Посетители рассмеялись. Смех покрасневшего Гаральда Горна прозвучал несколько принужденно.

–      А на каком поприще подвизаешься ты, Иоргенсен? Судя по размерам живота, трудом себя не изнуряешь?

–      Управляю государством, – ответил Йоргенсен. – Занимаю скромную должность начальника одного из отделов Министерства внутренних дел.

–      Что ж, это тебе как раз по плечу, не то что Горну, литературная деятельность! Мне случилось как-то перелистать вашу докторскую диссертацию, Горн, – «Наречия в «Посланиях» Хольберга»12. Увлекательная тема. Весьма важная и животрепещущая.

–      Надеюсь, что моя диссертация принесет некоторую пользу, если мне удалось в ней доказать истинно датский характер творчества Хольберга, – ответил Горн.

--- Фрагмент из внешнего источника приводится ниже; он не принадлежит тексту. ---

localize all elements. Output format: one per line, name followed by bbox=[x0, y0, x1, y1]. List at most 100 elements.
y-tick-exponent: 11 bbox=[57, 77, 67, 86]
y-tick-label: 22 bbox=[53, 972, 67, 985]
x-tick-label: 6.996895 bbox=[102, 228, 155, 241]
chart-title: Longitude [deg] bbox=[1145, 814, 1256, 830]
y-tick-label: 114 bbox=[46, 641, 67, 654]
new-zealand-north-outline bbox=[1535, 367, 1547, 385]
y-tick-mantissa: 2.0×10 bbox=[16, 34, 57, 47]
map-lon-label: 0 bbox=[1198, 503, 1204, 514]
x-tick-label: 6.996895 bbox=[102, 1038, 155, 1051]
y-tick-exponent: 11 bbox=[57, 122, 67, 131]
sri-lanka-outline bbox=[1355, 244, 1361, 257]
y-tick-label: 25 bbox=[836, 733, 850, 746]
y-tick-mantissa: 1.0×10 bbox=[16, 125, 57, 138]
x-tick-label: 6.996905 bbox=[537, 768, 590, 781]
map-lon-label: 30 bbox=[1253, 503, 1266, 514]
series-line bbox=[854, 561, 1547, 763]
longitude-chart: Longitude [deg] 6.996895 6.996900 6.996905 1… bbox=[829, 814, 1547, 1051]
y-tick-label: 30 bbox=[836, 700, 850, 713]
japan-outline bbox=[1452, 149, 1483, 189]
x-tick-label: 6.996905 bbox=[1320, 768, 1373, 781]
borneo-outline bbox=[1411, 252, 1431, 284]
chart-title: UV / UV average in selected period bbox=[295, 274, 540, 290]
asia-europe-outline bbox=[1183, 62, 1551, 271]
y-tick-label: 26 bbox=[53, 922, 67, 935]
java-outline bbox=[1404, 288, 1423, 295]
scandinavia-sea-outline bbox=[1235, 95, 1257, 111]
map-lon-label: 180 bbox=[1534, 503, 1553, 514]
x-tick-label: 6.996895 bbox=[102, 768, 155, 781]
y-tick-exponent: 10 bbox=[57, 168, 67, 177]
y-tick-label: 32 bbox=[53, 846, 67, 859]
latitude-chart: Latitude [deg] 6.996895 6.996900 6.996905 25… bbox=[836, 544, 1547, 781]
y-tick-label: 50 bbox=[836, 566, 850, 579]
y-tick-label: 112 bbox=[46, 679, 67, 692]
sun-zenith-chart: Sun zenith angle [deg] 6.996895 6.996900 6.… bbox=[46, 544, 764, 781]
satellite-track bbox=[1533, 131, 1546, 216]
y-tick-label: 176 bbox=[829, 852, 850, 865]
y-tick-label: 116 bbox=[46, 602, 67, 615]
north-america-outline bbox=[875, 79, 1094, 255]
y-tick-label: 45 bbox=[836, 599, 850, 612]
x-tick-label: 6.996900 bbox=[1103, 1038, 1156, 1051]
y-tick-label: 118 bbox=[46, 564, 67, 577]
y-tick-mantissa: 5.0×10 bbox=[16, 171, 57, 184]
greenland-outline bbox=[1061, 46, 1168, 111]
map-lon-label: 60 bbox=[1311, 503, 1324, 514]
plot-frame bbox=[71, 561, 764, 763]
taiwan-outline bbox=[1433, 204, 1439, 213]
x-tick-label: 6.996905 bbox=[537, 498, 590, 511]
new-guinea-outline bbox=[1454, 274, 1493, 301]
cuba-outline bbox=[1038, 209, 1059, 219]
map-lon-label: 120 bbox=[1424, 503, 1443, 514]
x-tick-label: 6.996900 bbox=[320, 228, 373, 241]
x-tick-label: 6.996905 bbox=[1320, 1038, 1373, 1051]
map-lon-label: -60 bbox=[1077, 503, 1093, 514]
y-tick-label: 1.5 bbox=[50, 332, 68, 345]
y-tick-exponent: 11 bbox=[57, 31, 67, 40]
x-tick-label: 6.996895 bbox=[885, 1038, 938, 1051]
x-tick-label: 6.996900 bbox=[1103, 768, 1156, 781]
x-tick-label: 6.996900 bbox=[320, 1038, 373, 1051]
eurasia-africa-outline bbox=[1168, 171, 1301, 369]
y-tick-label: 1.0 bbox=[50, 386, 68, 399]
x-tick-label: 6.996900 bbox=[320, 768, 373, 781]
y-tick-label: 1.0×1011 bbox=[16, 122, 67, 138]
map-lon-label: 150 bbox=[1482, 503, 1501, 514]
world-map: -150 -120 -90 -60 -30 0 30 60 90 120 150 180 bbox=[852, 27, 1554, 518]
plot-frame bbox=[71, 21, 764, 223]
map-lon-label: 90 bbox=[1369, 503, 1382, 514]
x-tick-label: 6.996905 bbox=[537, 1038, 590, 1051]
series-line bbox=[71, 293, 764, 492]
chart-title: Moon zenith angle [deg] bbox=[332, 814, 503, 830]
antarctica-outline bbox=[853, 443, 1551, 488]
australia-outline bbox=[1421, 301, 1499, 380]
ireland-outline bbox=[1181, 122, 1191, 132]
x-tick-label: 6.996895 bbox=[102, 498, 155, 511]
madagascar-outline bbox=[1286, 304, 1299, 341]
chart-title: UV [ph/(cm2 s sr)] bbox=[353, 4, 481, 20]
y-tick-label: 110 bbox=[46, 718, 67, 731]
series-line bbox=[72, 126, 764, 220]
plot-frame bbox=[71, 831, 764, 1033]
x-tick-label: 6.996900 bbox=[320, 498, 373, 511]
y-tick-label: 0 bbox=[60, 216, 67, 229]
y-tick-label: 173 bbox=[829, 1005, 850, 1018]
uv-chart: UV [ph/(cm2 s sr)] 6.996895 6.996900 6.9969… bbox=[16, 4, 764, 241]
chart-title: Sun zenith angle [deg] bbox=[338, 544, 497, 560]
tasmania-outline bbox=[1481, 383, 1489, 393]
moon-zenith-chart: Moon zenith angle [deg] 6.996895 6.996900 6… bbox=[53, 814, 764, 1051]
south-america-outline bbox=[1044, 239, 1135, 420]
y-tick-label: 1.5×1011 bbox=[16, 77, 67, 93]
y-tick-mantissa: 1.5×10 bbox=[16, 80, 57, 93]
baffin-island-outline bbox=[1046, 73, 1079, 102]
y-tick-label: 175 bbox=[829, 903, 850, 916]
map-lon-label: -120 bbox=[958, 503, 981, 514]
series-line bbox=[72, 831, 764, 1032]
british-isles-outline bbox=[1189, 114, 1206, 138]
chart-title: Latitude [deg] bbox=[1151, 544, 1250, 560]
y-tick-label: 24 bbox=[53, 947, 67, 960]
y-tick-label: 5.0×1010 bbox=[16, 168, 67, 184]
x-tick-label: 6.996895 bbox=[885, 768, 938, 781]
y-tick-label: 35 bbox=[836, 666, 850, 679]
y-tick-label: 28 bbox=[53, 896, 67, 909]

–      Разумеется. Не щадя живота своего, отстоим во славу божию датский дух хольберговских наречий! История нашей литературы, несомненно, улучшится, если сохранит свою национальную чистоту! Полагаю, что поборнику национальной литературы платят больше, нежели начальнику отдела?

–      Еще бы! – ответил начальник отдела.

–      А может, ты разрешишь поборнику национальной литературы предложить тебе чашку кофе или кружку пива? – примирительно спросил Горн.

–      Спасибо. Лучше кофе.

–      С пирожным?

–      Спасибо. С бисквитным. Еще лучше так называемую «медаль». Она круглая, с кремом, а сверху квадратный кусочек мармелада. Впрочем, он раз от разу становится меньше.

–      Знаешь ли ты, Могенсен, что нынче исполняется двадцать пять лет, как ты сидишь на этом стуле?

–      Спасибо, мне это известно.

Могенсен посмотрел на часы церкви Святого Петра, которые много лет отмеряли для него время. Он рассчитывал просидеть на этом стуле еще по крайней мере лет двадцать пять. Могенсен не подозревал, что четыре года спустя ему предстоит умереть необычной и страшной смертью. Но это уже другая история.

–      В общем ты в этом году юбиляр, – продолжал Иоргенсен. – Да и все мы юбиляры. Поэтому-то мы и пришли. Мы решили торжественно отпраздновать двадцатипятилетие со дня сдачи экзаменов на аттестат зрелости. Будет очень досадно, если ты не захочешь принять участие в торжестве.

–      Экзамен на аттестат зрелости не кажется мне событием, заслуживающим, чтобы его отмечали торжественным празднеством. А школьные воспоминания тем более не доставляют мне ни малейшего удовольствия.

–      Гм... да, но, видишь ли, если бы не экзамен на аттестат зрелости, ты не попал бы в эту столовую. А потом разве тебе не хочется встретить своих одноклассников и посмотреть, какими они стали?

–      Полагаю, что это весьма печальное зрелище.

–      Ну, не упрямься же, Могенсен. Мы очень хотим, чтобы ты присутствовал на юбилее. Кроме того, тебе представится отличный случай излить свою желчь.

Могенсен воткнул ложку в пирожное и задумчиво положил в рот квадратный кусочек мармелада.